In June of 1997, Clifton had plans for two compilations of new and selected poems: one called Spirit Poems and another called Body Poems (Subseries 2.2a Collected works, 1969-2008 Boxes 16-20 and 85). Neither of these books was ever published, but there are haunting resonances between the spirit writing and the poems she chose from prior collections, shedding light on the sometimes clashing needs of the body and the spirit. The proposed compilation of Body Poems contains all the aches and pains of a life of embodiment: poems about surviving cancer and sexual assault, and no less than three poems about menstruation: “to my last period,” “ode to menstruation,” and “wishes for sons.” Spirit Poems contains slippery poems about rebellion against seemingly incontrovertible spiritual destinies: seductive poems from the perspective of Lucifer, and in “leda 1,” the girl of Greek mythology who was raped by Zeus disguised as a swan, says, “there is nothing luminous / about this.”[7] In both sets of poetry, Clifton presents the heroic, lifelong effort of keeping a soul aloft amidst near constant violations of the body. Faith becomes the work of seeing beyond the survival of the body towards that which is in excess of survival.
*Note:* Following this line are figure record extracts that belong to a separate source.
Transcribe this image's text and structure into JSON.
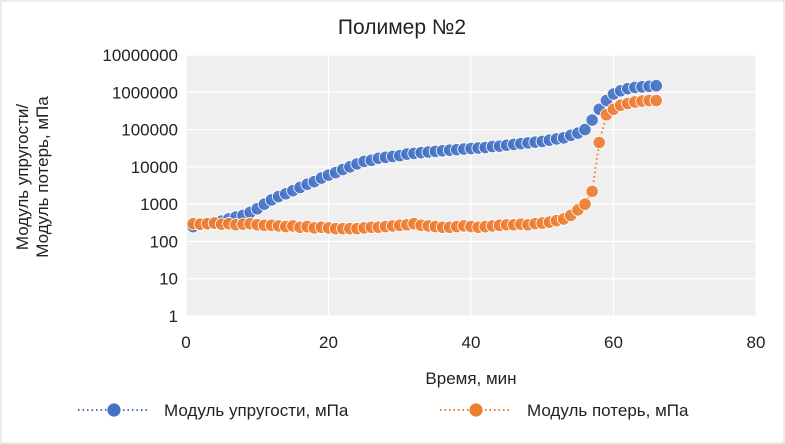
{
  "chart_data": {
    "type": "scatter",
    "title": "Полимер №2",
    "xlabel": "Время, мин",
    "ylabel_lines": [
      "Модуль упругости/",
      "Модуль потерь, мПа"
    ],
    "xlim": [
      0,
      80
    ],
    "xticks": [
      "0",
      "20",
      "40",
      "60",
      "80"
    ],
    "ylim": [
      1,
      10000000
    ],
    "yscale": "log",
    "yticks": [
      "1",
      "10",
      "100",
      "1000",
      "10000",
      "100000",
      "1000000",
      "10000000"
    ],
    "grid": true,
    "legend_position": "bottom",
    "series": [
      {
        "name": "Модуль упругости, мПа",
        "color": "#4472C4",
        "line_style": "dotted",
        "x": [
          1,
          2,
          3,
          4,
          5,
          6,
          7,
          8,
          9,
          10,
          11,
          12,
          13,
          14,
          15,
          16,
          17,
          18,
          19,
          20,
          21,
          22,
          23,
          24,
          25,
          26,
          27,
          28,
          29,
          30,
          31,
          32,
          33,
          34,
          35,
          36,
          37,
          38,
          39,
          40,
          41,
          42,
          43,
          44,
          45,
          46,
          47,
          48,
          49,
          50,
          51,
          52,
          53,
          54,
          55,
          56,
          57,
          58,
          59,
          60,
          61,
          62,
          63,
          64,
          65,
          66
        ],
        "y": [
          250,
          280,
          300,
          320,
          350,
          400,
          450,
          500,
          600,
          750,
          1000,
          1300,
          1600,
          1900,
          2300,
          2800,
          3400,
          4000,
          5000,
          6000,
          7000,
          8500,
          10000,
          12000,
          14000,
          15000,
          17000,
          18000,
          19000,
          20000,
          22000,
          23000,
          24000,
          25000,
          26000,
          27000,
          28000,
          29000,
          30000,
          31000,
          32000,
          33000,
          35000,
          36000,
          38000,
          40000,
          42000,
          44000,
          46000,
          48000,
          52000,
          56000,
          60000,
          70000,
          80000,
          100000,
          180000,
          350000,
          600000,
          900000,
          1100000,
          1250000,
          1350000,
          1400000,
          1450000,
          1500000
        ]
      },
      {
        "name": "Модуль потерь,  мПа",
        "color": "#ED7D31",
        "line_style": "dotted",
        "x": [
          1,
          2,
          3,
          4,
          5,
          6,
          7,
          8,
          9,
          10,
          11,
          12,
          13,
          14,
          15,
          16,
          17,
          18,
          19,
          20,
          21,
          22,
          23,
          24,
          25,
          26,
          27,
          28,
          29,
          30,
          31,
          32,
          33,
          34,
          35,
          36,
          37,
          38,
          39,
          40,
          41,
          42,
          43,
          44,
          45,
          46,
          47,
          48,
          49,
          50,
          51,
          52,
          53,
          54,
          55,
          56,
          57,
          58,
          59,
          60,
          61,
          62,
          63,
          64,
          65,
          66
        ],
        "y": [
          300,
          290,
          300,
          310,
          290,
          300,
          280,
          290,
          300,
          280,
          270,
          270,
          260,
          250,
          260,
          240,
          250,
          230,
          240,
          230,
          220,
          220,
          220,
          220,
          230,
          240,
          240,
          250,
          260,
          270,
          280,
          300,
          270,
          260,
          250,
          240,
          240,
          250,
          260,
          250,
          240,
          250,
          260,
          270,
          280,
          280,
          290,
          280,
          300,
          310,
          330,
          360,
          400,
          500,
          700,
          1000,
          2200,
          45000,
          250000,
          350000,
          450000,
          500000,
          550000,
          580000,
          600000,
          600000
        ]
      }
    ]
  }
}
“Will this change me?” Clifton asked the spirits on March 20, 1977. They answered, “Of course but not in a way that will change your lifestyle do not worry we know that you worry about that.” Clifton’s change went much deeper than lifestyle; it created within her an unlikely truce between the spiritual and the material. “Just as your world is a place of singular materiality so this world in which we are is a world of singular energy,” the spirits inform her. In a world of singular materiality, Clifton’s spiritual strivings were a conductor of singular energy. [8]
[1] “Lives/Visits/Illuminations,” Lucille Clifton Papers, Box 29, Folder 5.
[2] “3/19/77,” Lucille Clifton Papers, Box 30, Folder 1.
[3] Undated, Lucille Clifton Papers, Box 30, Folder 1.
[4] Lives/Visits/Illuminations,” Lucille Clifton Papers, Box 29, Folder 5.
[5] Sun Ra and his Intergalactic Solar Arkestra, Space is the Place (New York: Plexifilm, 2003).
[6] Lucille Clifton, “confessions,” in The Collected Poems of Lucille Clifton 1965-2010, ed. Kevin Young and Michael S. Glaser (Rochester: BOA Editions, Ltd., 2012), 250.
[7] Lucille Clifton, “leda 1,” in The Collected Poems of Lucille Clifton 1965-2010, 459.
[8] “3/20/77,” Lucille Clifton Papers, Box 30, Folder 1.